Por supuesto que no lo digo por todos. Me dio gusto ver a Toño Crestani y Enrique Cisneros, representantes de dos maneras radicalmente opuestas de hacer teatro en este país; lo mismo que a José Manuel «El Topo», Fernando «El Fantasma» y Lalo «El Guajolote», mascaroneros y zeros que mantienen en alto su apuesta por el teatro popular sin perder de vista que el teatro, antes que nada, es eso: teatro, y que ello lleva a cuidarse de no caer en ideologizaciones que sirvan de pretexto para cubrir carencias profesionales. A todos ellos los aprecio y admiro. No podría decir lo mismo de quienes se visten de indigenistas o teatreros independientes tras haber vivido bajo el abrigo gubernamental de regímenes autoritarios y represivos, como Leyva y Pérez Gay. Pero, bueno, en tiempos de «democracia electoral» todo mundo, como dijera El Sup se corre al centro.
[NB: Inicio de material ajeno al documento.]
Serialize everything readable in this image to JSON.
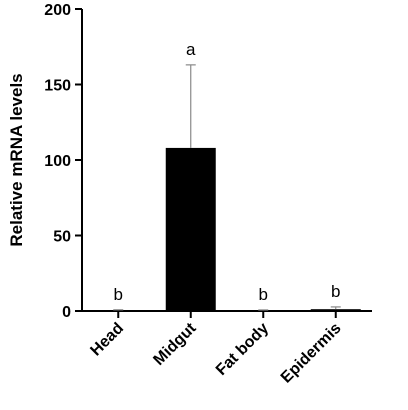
{
  "chart_data": {
    "type": "bar",
    "title": "",
    "xlabel": "",
    "ylabel": "Relative mRNA levels",
    "ylim": [
      0,
      200
    ],
    "yticks": [
      0,
      50,
      100,
      150,
      200
    ],
    "categories": [
      "Head",
      "Midgut",
      "Fat body",
      "Epidermis"
    ],
    "values": [
      0.5,
      108,
      0.3,
      1.2
    ],
    "errors": [
      0.3,
      55,
      0.4,
      1.5
    ],
    "significance": [
      "b",
      "a",
      "b",
      "b"
    ],
    "bar_color": "#000000",
    "grid": false,
    "legend": "none"
  }
}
En fin, la visita a tierras mexicanas de Luis Valdez, amén de las comidas con unas cuantas vacas sagradas de la «comunidad teatral» (nótese el entrecomillado), sucede en un momento en el que todos los sectores de la sociedad hemos sido convocados, querámoslo o no, a definirnos de cara a un proceso político que se vislumbra de grandes proporciones, lo mismo en el plano electorero que en el de la participación ciudadana en el más amplio de sus sentidos. Es allí donde cabe como anillo al dedo que un hombre de teatro nos recuerde que para no vendernos, para no rendirnos, se necesitan cuatro cosas: disciplina en el trabajo, excelencia artística, educación vibrante e independencia económica.